Bevor der hochbegabte Capra einer breiten Öffentlichkeit bekannt wurde, absolvierte er eine beeindruckende akademische Karriere. Nach dem Physikstudium in Innsbruck und Wien forschte und lehrte er an Universitäten in Paris, London, Stanford und Berkeley. Zu seinen Schwerpunkten gehören die Quantenfeldtheorie, theoretische Elementarteilchenphysik sowie die Systemtheorie. Er entwickelte immer mehr die Fähigkeit, hochkomplexe Sachverhalte allgemeinverständlich zu erklären. Der Titel seines zweiten Bestsellers "Wendezeit" (deutsch 1983) wurde über Nacht zum Schlagwort.

New-Age-Kritik
Kritiker werfen Capra allerdings vor, unzulässig Theorien aus Philosophie, Mystik und Wissenschaft sowie östliches und westliches Denken miteinander zu vermischen. Er selbst wehrt sich dagegen, als New-Age-Denker vereinnahmt zu werden: "Wenn wir in Kalifornien heute von New Age sprechen, meinen wir in erster Linie Leute, die auf der Bewusstseinstufe der 1970er Jahre stehengeblieben sind." So fehle der New-Age-Bewegung ökologisches, soziales sowie feministisches Bewusstsein. Als Vorbilder für sein ganzheitliches Weltverständnis beruft er sich eher auf Koryphäen wie Albert Einstein, Niels Bohr, Werner Heisenberg und Max Planck.

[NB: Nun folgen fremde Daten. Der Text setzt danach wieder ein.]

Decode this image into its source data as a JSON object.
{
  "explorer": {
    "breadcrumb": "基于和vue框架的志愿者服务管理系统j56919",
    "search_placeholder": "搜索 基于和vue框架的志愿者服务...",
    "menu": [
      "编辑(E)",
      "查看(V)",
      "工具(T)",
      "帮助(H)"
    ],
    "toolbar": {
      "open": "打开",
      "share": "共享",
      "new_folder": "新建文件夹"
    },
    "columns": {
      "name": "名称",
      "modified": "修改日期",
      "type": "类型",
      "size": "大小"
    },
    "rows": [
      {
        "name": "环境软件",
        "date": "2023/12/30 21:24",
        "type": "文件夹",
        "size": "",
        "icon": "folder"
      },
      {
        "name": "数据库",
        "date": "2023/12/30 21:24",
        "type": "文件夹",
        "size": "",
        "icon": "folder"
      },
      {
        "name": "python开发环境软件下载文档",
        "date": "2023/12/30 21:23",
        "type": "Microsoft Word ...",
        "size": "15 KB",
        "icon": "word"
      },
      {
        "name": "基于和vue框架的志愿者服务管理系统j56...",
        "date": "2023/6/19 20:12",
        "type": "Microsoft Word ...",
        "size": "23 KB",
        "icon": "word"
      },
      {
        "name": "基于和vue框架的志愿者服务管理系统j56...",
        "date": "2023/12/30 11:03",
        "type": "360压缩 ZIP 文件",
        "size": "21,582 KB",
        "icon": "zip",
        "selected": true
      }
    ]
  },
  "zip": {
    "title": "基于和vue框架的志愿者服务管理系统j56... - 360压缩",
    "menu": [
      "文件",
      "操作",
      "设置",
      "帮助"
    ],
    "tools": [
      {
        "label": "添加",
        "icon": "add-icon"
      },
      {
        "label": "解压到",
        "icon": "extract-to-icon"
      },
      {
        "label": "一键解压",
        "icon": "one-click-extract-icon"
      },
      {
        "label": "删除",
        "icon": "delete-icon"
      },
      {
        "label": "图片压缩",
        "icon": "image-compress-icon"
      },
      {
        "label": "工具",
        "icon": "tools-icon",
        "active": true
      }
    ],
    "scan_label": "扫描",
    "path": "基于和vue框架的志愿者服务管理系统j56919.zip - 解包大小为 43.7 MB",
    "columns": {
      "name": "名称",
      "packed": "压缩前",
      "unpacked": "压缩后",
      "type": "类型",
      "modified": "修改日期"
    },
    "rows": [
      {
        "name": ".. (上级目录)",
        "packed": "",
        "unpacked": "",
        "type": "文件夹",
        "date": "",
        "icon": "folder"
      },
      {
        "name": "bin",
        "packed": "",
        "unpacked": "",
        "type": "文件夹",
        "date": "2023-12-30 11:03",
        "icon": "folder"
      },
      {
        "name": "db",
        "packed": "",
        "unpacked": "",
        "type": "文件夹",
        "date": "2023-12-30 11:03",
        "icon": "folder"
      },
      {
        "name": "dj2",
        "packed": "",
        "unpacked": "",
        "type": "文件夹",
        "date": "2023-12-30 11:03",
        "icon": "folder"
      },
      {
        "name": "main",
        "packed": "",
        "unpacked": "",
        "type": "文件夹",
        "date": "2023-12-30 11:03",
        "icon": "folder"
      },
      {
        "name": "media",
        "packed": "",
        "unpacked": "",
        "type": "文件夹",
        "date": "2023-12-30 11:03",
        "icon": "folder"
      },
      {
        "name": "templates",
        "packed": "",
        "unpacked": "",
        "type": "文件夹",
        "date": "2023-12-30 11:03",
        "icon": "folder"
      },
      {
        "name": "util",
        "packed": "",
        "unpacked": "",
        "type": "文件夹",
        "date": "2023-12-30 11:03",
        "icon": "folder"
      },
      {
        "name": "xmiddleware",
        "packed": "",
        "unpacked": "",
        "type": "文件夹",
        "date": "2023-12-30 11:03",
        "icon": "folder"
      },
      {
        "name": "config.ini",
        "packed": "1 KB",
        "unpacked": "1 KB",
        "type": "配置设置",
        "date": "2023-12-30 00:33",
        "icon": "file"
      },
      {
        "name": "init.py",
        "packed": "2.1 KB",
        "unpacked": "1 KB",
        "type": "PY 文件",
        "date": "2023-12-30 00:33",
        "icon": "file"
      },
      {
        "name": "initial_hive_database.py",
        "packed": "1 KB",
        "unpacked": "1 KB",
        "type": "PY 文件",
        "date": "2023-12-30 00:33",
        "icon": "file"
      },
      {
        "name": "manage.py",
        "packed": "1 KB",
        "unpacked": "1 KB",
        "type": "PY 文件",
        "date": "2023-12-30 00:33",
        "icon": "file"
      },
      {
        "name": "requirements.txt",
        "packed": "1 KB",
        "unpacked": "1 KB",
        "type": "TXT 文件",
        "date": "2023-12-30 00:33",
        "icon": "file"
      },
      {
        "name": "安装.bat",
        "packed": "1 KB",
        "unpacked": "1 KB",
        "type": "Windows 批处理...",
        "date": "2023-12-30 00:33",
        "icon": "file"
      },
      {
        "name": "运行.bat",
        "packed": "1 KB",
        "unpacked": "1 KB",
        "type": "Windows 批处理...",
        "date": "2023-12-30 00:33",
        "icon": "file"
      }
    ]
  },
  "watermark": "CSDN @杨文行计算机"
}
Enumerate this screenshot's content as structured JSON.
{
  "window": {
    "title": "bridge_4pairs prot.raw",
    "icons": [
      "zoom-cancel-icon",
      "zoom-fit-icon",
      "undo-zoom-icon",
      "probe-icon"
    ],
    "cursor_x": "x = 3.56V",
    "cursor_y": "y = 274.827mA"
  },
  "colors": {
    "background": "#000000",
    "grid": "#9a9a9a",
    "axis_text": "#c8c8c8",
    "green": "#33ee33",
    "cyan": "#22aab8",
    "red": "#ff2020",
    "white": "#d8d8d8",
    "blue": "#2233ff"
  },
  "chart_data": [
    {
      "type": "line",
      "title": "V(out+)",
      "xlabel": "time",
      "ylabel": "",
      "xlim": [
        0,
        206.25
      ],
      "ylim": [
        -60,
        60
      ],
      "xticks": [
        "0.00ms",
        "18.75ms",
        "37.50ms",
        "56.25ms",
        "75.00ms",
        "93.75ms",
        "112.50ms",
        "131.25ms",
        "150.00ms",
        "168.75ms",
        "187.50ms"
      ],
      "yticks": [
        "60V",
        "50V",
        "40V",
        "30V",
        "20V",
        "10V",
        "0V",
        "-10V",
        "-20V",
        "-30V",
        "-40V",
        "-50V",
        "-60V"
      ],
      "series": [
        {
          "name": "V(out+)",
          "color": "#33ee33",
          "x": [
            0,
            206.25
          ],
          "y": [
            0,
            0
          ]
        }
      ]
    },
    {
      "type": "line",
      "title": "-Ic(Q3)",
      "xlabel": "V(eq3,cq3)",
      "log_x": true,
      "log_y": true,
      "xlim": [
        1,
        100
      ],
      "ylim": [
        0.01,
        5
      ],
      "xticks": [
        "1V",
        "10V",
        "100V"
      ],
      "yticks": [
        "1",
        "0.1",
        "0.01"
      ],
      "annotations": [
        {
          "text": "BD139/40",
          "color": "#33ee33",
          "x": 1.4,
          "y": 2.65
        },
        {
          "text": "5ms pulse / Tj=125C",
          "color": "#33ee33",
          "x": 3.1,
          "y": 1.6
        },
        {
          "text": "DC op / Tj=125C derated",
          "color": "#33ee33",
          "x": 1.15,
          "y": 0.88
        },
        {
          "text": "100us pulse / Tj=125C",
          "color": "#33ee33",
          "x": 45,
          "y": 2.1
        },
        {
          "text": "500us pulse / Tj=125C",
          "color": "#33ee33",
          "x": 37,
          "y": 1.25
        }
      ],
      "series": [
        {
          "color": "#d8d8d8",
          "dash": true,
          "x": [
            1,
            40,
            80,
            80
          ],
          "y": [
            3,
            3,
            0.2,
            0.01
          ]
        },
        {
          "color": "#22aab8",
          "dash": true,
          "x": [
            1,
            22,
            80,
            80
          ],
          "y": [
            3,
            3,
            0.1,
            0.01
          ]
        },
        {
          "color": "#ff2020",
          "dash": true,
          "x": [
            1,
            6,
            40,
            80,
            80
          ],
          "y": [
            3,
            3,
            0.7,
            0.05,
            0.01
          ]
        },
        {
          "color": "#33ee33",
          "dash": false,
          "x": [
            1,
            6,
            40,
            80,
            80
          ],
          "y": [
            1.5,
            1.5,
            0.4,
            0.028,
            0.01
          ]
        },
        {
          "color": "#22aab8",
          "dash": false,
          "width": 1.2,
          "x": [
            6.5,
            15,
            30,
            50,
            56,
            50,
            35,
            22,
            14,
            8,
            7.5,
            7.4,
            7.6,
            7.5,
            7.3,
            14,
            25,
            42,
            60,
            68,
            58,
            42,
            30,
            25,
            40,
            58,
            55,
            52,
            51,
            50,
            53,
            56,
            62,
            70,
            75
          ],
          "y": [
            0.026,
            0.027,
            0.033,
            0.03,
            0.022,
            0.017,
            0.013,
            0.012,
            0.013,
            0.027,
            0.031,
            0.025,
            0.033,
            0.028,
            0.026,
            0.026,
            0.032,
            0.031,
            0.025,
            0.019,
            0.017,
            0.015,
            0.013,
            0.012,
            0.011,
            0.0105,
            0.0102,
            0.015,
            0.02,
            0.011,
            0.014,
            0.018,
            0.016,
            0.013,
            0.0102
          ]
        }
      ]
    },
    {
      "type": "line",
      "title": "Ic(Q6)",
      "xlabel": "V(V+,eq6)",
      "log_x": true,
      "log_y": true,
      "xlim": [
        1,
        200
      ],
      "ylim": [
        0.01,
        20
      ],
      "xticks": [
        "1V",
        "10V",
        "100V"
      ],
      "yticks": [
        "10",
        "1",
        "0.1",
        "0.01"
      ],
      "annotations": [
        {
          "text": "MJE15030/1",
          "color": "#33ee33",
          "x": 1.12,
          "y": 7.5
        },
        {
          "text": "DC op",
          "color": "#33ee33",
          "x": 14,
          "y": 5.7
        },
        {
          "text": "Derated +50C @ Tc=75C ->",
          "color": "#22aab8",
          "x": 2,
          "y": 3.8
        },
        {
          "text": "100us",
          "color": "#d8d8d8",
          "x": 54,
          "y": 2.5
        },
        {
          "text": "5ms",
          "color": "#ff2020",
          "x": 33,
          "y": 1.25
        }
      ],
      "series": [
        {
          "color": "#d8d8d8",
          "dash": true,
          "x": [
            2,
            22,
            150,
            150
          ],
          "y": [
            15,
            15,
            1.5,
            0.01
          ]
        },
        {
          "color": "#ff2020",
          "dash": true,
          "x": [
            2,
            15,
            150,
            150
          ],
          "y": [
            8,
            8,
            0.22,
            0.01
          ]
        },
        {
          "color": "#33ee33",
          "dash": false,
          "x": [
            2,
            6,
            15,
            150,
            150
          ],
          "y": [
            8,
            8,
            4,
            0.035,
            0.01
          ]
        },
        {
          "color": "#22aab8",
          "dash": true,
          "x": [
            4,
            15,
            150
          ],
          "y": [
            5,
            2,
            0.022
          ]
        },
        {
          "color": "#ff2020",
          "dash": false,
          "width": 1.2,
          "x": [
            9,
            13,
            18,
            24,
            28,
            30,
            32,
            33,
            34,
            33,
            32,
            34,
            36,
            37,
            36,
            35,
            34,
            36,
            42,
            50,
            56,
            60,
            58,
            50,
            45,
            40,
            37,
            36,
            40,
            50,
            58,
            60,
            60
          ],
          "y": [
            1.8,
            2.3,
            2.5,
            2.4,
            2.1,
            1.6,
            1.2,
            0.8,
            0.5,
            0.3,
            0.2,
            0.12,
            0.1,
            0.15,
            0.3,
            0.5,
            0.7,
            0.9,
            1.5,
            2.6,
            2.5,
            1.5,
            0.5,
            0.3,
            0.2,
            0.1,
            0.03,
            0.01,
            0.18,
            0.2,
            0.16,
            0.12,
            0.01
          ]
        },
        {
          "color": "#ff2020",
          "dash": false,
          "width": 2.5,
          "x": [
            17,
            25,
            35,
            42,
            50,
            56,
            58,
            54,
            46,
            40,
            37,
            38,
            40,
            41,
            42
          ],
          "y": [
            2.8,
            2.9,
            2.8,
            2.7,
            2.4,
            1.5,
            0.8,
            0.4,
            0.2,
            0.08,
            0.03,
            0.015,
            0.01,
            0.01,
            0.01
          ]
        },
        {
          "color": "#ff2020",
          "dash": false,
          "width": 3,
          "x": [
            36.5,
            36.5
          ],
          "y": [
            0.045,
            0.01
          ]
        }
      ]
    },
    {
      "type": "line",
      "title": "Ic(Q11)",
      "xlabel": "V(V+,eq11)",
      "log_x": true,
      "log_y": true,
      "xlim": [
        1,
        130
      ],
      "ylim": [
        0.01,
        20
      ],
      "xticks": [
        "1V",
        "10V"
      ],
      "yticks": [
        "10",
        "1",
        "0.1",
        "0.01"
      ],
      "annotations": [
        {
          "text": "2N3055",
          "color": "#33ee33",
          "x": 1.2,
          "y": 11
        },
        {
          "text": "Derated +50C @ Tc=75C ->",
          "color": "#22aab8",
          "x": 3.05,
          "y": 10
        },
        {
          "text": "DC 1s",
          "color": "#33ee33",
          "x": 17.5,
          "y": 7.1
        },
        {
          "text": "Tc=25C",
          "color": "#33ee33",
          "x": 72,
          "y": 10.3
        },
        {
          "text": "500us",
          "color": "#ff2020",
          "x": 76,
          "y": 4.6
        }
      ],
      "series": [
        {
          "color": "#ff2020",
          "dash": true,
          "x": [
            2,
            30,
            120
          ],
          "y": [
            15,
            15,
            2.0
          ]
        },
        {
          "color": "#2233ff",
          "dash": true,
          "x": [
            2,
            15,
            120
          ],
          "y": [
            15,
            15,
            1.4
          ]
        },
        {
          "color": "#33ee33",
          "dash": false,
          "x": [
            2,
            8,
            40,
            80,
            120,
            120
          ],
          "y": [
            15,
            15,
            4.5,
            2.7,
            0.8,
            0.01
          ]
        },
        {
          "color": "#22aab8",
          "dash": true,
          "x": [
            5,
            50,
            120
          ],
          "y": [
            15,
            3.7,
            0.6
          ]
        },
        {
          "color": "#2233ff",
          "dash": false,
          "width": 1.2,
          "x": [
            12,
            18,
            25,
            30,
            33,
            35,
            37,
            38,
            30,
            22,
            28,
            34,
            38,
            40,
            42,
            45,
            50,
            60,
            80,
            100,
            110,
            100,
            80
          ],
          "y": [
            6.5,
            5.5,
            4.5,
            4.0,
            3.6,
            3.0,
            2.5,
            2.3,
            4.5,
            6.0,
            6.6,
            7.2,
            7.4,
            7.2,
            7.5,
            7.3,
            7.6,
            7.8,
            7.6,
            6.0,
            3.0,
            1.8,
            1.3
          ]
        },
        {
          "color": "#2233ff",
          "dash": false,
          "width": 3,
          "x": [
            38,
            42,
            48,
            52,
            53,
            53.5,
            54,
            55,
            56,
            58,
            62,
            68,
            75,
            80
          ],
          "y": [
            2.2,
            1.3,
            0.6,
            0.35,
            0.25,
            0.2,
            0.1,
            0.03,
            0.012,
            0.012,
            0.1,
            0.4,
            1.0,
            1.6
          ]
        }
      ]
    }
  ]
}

Capra unterstützt verschiedene gesellschaftliche Bewegungen, die seiner Auffassung nach alle in die gleiche Richtung zielen: Die zunehmende Beschäftigung mit Umweltproblemen, das starke Interesse für Mystik, das wachsende Selbstbewusstsein der Frauen und die Wiederentdeckung ganzheitlicher Methoden in der medizinischen Wissenschaft und der Heilkunst. Das sind für ihn alles Manifestationen desselben evolutionären Trends.

Ob noch genügend Zeit bleibt für den notwendigen Wertewandel? Capra zeigt sich vorsichtig optimistisch. Es gebe viele Anzeichen dafür, dass eine vielleicht entscheidende Zahl von Menschen und Institutionen auf der ganzen Welt den Übergang zur ökologischen Nachhaltigkeit vollzieht. Das neue Verständnis komplexer biologischer und sozialer Systeme zeige, dass nach einer Krise neue Ordnungen entstehen können. Capra: "Ja, die neuere Geschichte kennt einige eindrucksvolle Beispiele derart dramatischer Umwandlungen vom Ende der Apartheid in Südafrika bis zum Fall der Berliner Mauer und der unblutigen Revolution in Osteuropa."